Originally Posted: May 28, 2010

Mood: supernatural

People have been asking me frequently about the process of writing Outside the Ordinary World…  So here it is: I began the book in my late twenties, as a kind of self-torture, or maybe you could call it therapy. I wanted to write about growing up in the 70’s, in the Seventh-Day Adventist church and in a family that was coming unglued.  But whenever I sat down to write, I found myself sliding into fiction: I needed to play with chronology and history, to invent characters and contexts that would better capture my themes.  Gradually, the story morphed, growing wings and scales.  But it still contained the painful nugget of truth at the heart of every family’s dysfunction—how the dilemmas our parents fail to solve get handed to us.

After completing my first draft of that childhood story, which ended up being about a thousand pages long (no kidding) I sent it to agents with the over-eagerness of a toddler showing her first crayon drawing.  Of course, I was blasted with rejections.  It didn’t have a cohesive arc.  They couldn’t figure out what genre it was…  Devastated, I put the book away for about seven years, during which I got married, started Writers in Progress, began teaching and had two daughters.

But the story was like an annoying stray dog that wouldn’t go away.  James Baldwin once described it as “something that irritates you and won’t let you go.  You must do this book or die.”

So a few years ago, I dusted the creature off and started taking weekends away, much to the consternation of my husband and young daughters.  Every month or so, I’d sneak off to a writer’s retreat in Ashfield, MA, about an hour away in the Berkshires. No phone service, no email, no student manuscripts.
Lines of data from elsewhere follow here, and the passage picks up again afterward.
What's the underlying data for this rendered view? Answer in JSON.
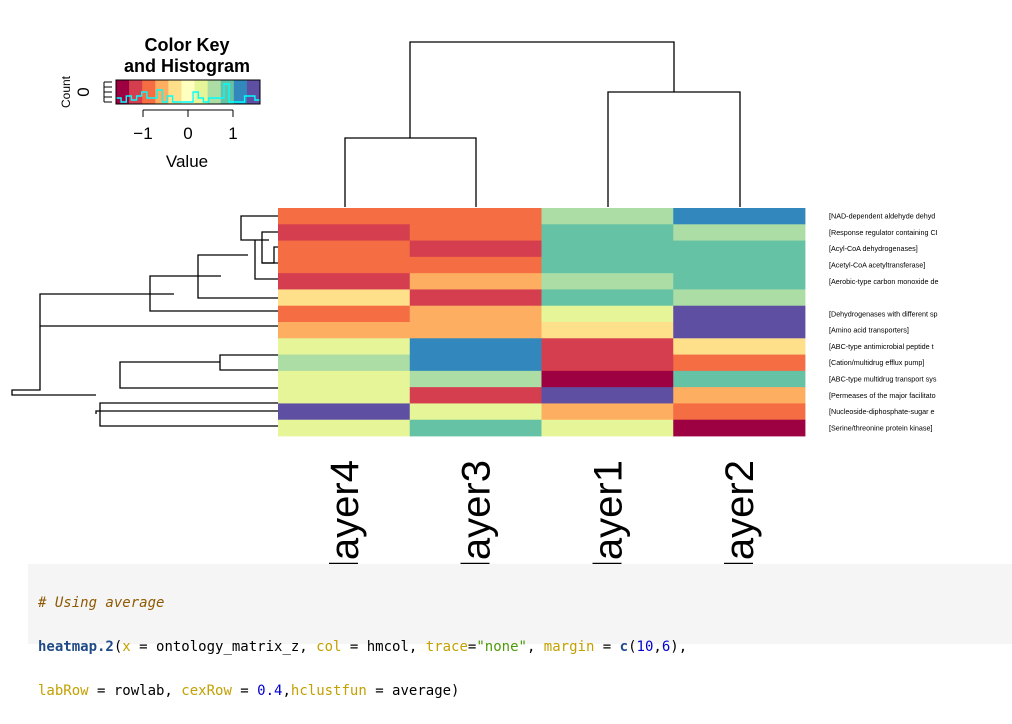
{
  "chart_data": {
    "type": "heatmap",
    "columns": [
      "layer4",
      "layer3",
      "layer1",
      "layer2"
    ],
    "rows": [
      {
        "label": "[NAD-dependent aldehyde dehyd",
        "values": [
          -1.0,
          -0.8,
          0.6,
          1.3
        ]
      },
      {
        "label": "[Response regulator containing CI",
        "values": [
          -1.1,
          -0.9,
          0.9,
          0.7
        ]
      },
      {
        "label": "[Acyl-CoA dehydrogenases]",
        "values": [
          -0.9,
          -1.1,
          0.8,
          0.8
        ]
      },
      {
        "label": "[Acetyl-CoA acetyltransferase]",
        "values": [
          -1.0,
          -1.0,
          0.9,
          0.8
        ]
      },
      {
        "label": "[Aerobic-type carbon monoxide de",
        "values": [
          -1.3,
          -0.6,
          0.7,
          0.9
        ]
      },
      {
        "label": "",
        "values": [
          -0.4,
          -1.3,
          0.9,
          0.6
        ]
      },
      {
        "label": "[Dehydrogenases with different sp",
        "values": [
          -1.0,
          -0.6,
          0.2,
          1.4
        ]
      },
      {
        "label": "[Amino acid transporters]",
        "values": [
          -0.6,
          -0.6,
          -0.4,
          1.6
        ]
      },
      {
        "label": "[ABC-type antimicrobial peptide t",
        "values": [
          0.3,
          1.3,
          -1.3,
          -0.4
        ]
      },
      {
        "label": "[Cation/multidrug efflux pump]",
        "values": [
          0.5,
          1.3,
          -1.1,
          -0.8
        ]
      },
      {
        "label": "[ABC-type multidrug transport sys",
        "values": [
          0.2,
          0.5,
          -1.6,
          0.8
        ]
      },
      {
        "label": "[Permeases of the major facilitato",
        "values": [
          0.2,
          -1.2,
          1.4,
          -0.6
        ]
      },
      {
        "label": "[Nucleoside-diphosphate-sugar e",
        "values": [
          1.4,
          0.2,
          -0.6,
          -1.0
        ]
      },
      {
        "label": "[Serine/threonine protein kinase]",
        "values": [
          0.2,
          0.9,
          0.3,
          -1.6
        ]
      }
    ],
    "palette": [
      "#9e0142",
      "#d53e4f",
      "#f46d43",
      "#fdae61",
      "#fee08b",
      "#ffffbf",
      "#e6f598",
      "#abdda4",
      "#66c2a5",
      "#3288bd",
      "#5e4fa2"
    ],
    "color_range": [
      -1.6,
      1.6
    ],
    "key": {
      "title_line1": "Color Key",
      "title_line2": "and Histogram",
      "ylabel": "Count",
      "ytick": "0",
      "xlabel": "Value",
      "xticks": [
        "−1",
        "0",
        "1"
      ],
      "xtick_values": [
        -1,
        0,
        1
      ],
      "xlim": [
        -1.6,
        1.6
      ]
    }
  },
  "code": {
    "comment": "# Using average",
    "fn": "heatmap.2",
    "line1_a": "(",
    "arg_x": "x",
    "line1_b": " = ontology_matrix_z, ",
    "arg_col": "col",
    "line1_c": " = hmcol, ",
    "arg_trace": "trace",
    "line1_d": "=",
    "str_none": "\"none\"",
    "line1_e": ", ",
    "arg_margin": "margin",
    "line1_f": " = ",
    "fn_c": "c",
    "line1_g": "(",
    "num_10": "10",
    "line1_h": ",",
    "num_6": "6",
    "line1_i": "),",
    "arg_labrow": "labRow",
    "line2_a": " = rowlab, ",
    "arg_cexrow": "cexRow",
    "line2_b": " = ",
    "num_04": "0.4",
    "line2_c": ",",
    "arg_hclust": "hclustfun",
    "line2_d": " = average)"
  }
}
I didn’t know yet how to fix the book, I just knew it needed a contemporary frame.  Strangely, it was the difficulty and necessity of these weekends—of leaving my family in order to write—that gave me the idea for Sylvia’s affair.  The guilt and desperation I felt each time I drove off with my 2 kids crying in the driveway and my husband looking spent and longsuffering—all this made me feel I was having an affair, with my book.  I understood suddenly what that particular awful pleasure must be like…
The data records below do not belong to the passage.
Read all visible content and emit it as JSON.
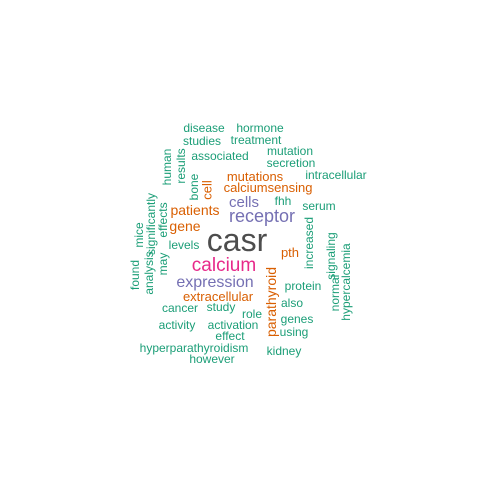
{
  "palette": {
    "gray": "#4d4d4d",
    "magenta": "#e7298a",
    "purple": "#7570b3",
    "orange": "#d95f02",
    "teal": "#1b9e77"
  },
  "words": [
    {
      "text": "casr",
      "color": "gray"
    },
    {
      "text": "calcium",
      "color": "magenta"
    },
    {
      "text": "receptor",
      "color": "purple"
    },
    {
      "text": "expression",
      "color": "purple"
    },
    {
      "text": "cells",
      "color": "purple"
    },
    {
      "text": "patients",
      "color": "orange"
    },
    {
      "text": "gene",
      "color": "orange"
    },
    {
      "text": "mutations",
      "color": "orange"
    },
    {
      "text": "calciumsensing",
      "color": "orange"
    },
    {
      "text": "extracellular",
      "color": "orange"
    },
    {
      "text": "parathyroid",
      "color": "orange"
    },
    {
      "text": "pth",
      "color": "orange"
    },
    {
      "text": "cell",
      "color": "orange"
    },
    {
      "text": "disease",
      "color": "teal"
    },
    {
      "text": "hormone",
      "color": "teal"
    },
    {
      "text": "studies",
      "color": "teal"
    },
    {
      "text": "treatment",
      "color": "teal"
    },
    {
      "text": "associated",
      "color": "teal"
    },
    {
      "text": "mutation",
      "color": "teal"
    },
    {
      "text": "secretion",
      "color": "teal"
    },
    {
      "text": "intracellular",
      "color": "teal"
    },
    {
      "text": "human",
      "color": "teal"
    },
    {
      "text": "results",
      "color": "teal"
    },
    {
      "text": "bone",
      "color": "teal"
    },
    {
      "text": "fhh",
      "color": "teal"
    },
    {
      "text": "serum",
      "color": "teal"
    },
    {
      "text": "significantly",
      "color": "teal"
    },
    {
      "text": "effects",
      "color": "teal"
    },
    {
      "text": "mice",
      "color": "teal"
    },
    {
      "text": "levels",
      "color": "teal"
    },
    {
      "text": "may",
      "color": "teal"
    },
    {
      "text": "analysis",
      "color": "teal"
    },
    {
      "text": "found",
      "color": "teal"
    },
    {
      "text": "increased",
      "color": "teal"
    },
    {
      "text": "signaling",
      "color": "teal"
    },
    {
      "text": "normal",
      "color": "teal"
    },
    {
      "text": "hypercalcemia",
      "color": "teal"
    },
    {
      "text": "protein",
      "color": "teal"
    },
    {
      "text": "also",
      "color": "teal"
    },
    {
      "text": "genes",
      "color": "teal"
    },
    {
      "text": "using",
      "color": "teal"
    },
    {
      "text": "cancer",
      "color": "teal"
    },
    {
      "text": "study",
      "color": "teal"
    },
    {
      "text": "role",
      "color": "teal"
    },
    {
      "text": "activity",
      "color": "teal"
    },
    {
      "text": "activation",
      "color": "teal"
    },
    {
      "text": "effect",
      "color": "teal"
    },
    {
      "text": "hyperparathyroidism",
      "color": "teal"
    },
    {
      "text": "kidney",
      "color": "teal"
    },
    {
      "text": "however",
      "color": "teal"
    }
  ]
}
John Irving once said that he feels the story he is writing existed before he existed and he’s just the guy who tries to find it and do the characters justice.

This really is how it felt finding the Ashfield story.  Every time I went up the mountain to write, I discovered something—a 20 acre parcel of land with an old farmhouse that could be Sylvia and Nathan’s farmhouse; an old hippy woman who drove to town with her goats, who became my character Roz Benton, a cottage in the woods that looked exactly like the cottage I’d envisioned for Sylvia’s lover…  I started to feel that the story was living through me, that I was simply there to find it and get it down.

One early morning at home, I was trying to capture a moment where Emmy, the 4-year old in the story, gets her head split open by a goat’s hoof.   I was wondering how much blood there would be, whether she would need stitches or a trip to the hospital, when suddenly I heard a crash behind me: my own 4-year old daughter, coming down the stairs to find me, had fallen and split her head open on the radiator.  So I found out exactlyhow much blood there would be, and what it was like watching someone sew up your daughter’s head.  That event spooked me so much, I didn’t write for two weeks!

I’m not a big believer in psychic phenomenon, but I do think there’s a kind of magic that happens when you are writing a story you are completely invested in.  The membrane between worlds becomes very thin indeed…

In all my writing, I’m fascinated by the intersection of realities, the knowledge that two or more divergent worlds might exist side by side and we can, and must, travel between them.  It’s true for everyone in some way.  And it’s what we’re after, isn’t it, when we read and write fiction?